9 Standards, responsibility & future
9. Standards, Responsibility & Future
This chapter describes, why formal models like Selmo are relevant beyond pure technology.
It's not about citing standards or replacing laws, but about showing:
How explainable machine behavior enables responsibility, traceability and future viability.
9.1 Standards as a requirement for traceability
Modern standards in mechanical and plant engineering demand not only functioning technology, but traceable behavior.
They have in common:
Focus on risk analysis
Requirement for justifiable safety assumptions
Proof of measures taken
What is crucial here:
The code is not what's inspected, but the argumentation behind the behavior.
9.2 The role of formal models
Formal models fulfill precisely this requirement.
A formal model:
describes states explicitly
defines permitted and forbidden behavior
specifies reactions unambiguously
is independent of implementation details
This makes behavior:
explainable
be verifiable
auditable
A formal model is not an addition to the standard – it is the basis for meeting it.
9.3 Responsibility through transparency
With increasing automation, responsibility grows:
for safety
for availability
for the system's decisions
Selmo shifts responsibility:
away from implicit knowledge
toward explicit models
Through the model it is always traceable:
why a process stops
why a movement is prevented
why a diagnosis appears
Transparency is the prerequisite for responsibility.
9.4 Liability and demonstrability
In case of error, decisive questions are:
What was the expected state?
Which condition applied?
Why did the system react this way?
With implicit logic these questions are difficult to answer.
With a formal model:
assumptions are documented
decisions are justified
behavior is traceable
Demonstrability does not arise afterwards, but during modeling.

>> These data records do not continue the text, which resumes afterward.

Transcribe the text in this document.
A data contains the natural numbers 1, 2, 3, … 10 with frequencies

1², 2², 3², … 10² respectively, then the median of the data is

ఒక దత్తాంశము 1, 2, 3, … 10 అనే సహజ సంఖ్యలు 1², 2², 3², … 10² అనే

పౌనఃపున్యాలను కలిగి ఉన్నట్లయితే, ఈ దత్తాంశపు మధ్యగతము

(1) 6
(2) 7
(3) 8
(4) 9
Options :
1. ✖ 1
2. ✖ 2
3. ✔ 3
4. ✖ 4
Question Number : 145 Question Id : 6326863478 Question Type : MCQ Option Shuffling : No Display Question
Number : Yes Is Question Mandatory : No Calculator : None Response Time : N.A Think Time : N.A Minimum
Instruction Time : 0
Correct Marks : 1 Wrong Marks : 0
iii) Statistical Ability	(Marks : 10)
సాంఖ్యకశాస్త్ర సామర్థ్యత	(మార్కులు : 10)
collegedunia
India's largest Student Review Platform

9.5 AI, code & responsibility
The use of AI in automation will increase:
in code generation
in optimization
in assistance functions
This raises a new question:
Who bears responsibility for generated behavior?
Selmo separates these levels clearly:
AI can generate code
AI can make suggestions
the model defines the allowed behavior
This means:
AI may implement
AI may optimize
AI may not decide what is permitted
The model limits the AI – and makes its use accountable.
9.6 Future viability through model clarity
Systems that are explainable:
can be extended
can be tested
can be automated
can be accounted for
Selmo creates:
a stable foundation for new technologies
a clear boundary between human, model and machine
a robust basis for further development
The future is not created by more code, but by better models.
Summary
Selmo addresses not only technical complexity, but structural requirements of modern automation:
Standards require traceability
Responsibility requires transparency
The future requires clear boundaries for automation and AI
Selmo is a formal model for explainable, accountable machines – today and in the future.